We have RHV clusters that had host power management enabled until a network communication issue between hosts and the hosted engine caused the hosts to reboot (nothing wrong with the hosts other than the HE could not communicate with it through the network). This reboot of hosts led to an outage until the perfectly healthy hosts came back online. Because of this, we disabled power management.

fast-forward a few weeks and we had another incident where the UCS blade housing one of the RHV hosts had a DIMM issue. Once the DIMM was replaced on the blade server, all was well; however, the VM's on the host that had the memory issue never restarted on the other healthy hosts. RHEL support reviewed the issue and determined that we do not have VM HA enabled - which brings us full-circle...

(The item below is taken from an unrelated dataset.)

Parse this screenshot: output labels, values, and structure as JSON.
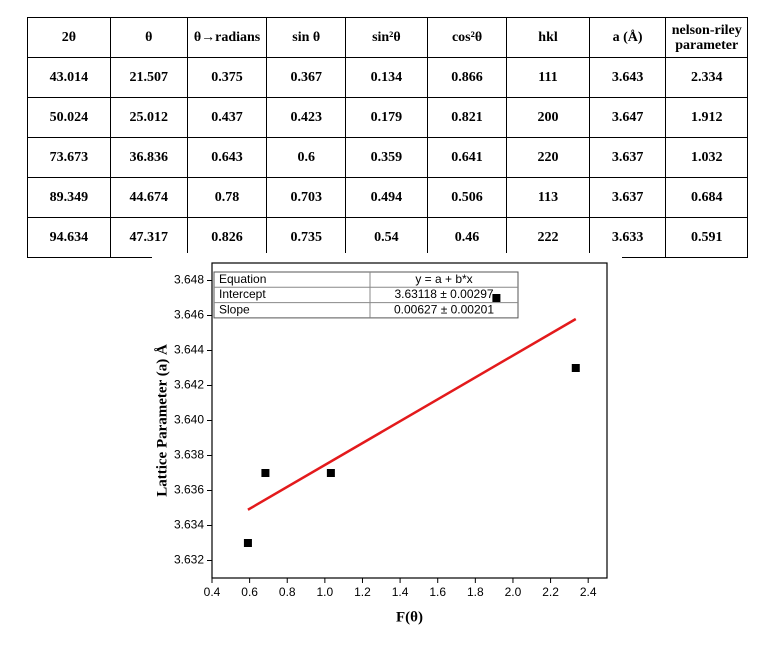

In reading the recommended documentation sent by RHEL support, I see that VM HA requires that host power management is enabled. We need to find a solution with the following characteristics:

  • VM HA
  • host/hosted engine configs that allow for VM HA and persistent hosts in the event of poor or broken network communication to the HE

Responses

Hello, I'd try and get to the bottom of the network timeout issue. If it happens regularly, might be worth trying to increase the timeout. Do you use your management network for migrations, and/or storage traffic? If so, investigate moving this off to a separate network, to increase reliability.

If a HA VM runs on two hosts simultaneously, the filesystem will get corrupted. This is why the failed hosts needs to be fenced first (ie, to ensure that there is no lingering qemu-kvm process accessing storage), or manually acknowledge a reboot via the GUI (human intervention required). For this reason, power management is needed for the VM to 'highly available'.

Thanks @Marcus - The network issue was addressed when it happened. Our concern was that one issue was leading to another, more severe issue. We had, however, only a few hosts of the cluster reboot from the network issue. Therefore, if HA was enabled on the VMs, they would have restarted somewhere else. We Plan on enabling power management again, setting the time-out to a higher value, like 60 or 90 seconds, instead of the default 30, and enabling HA on the VMs.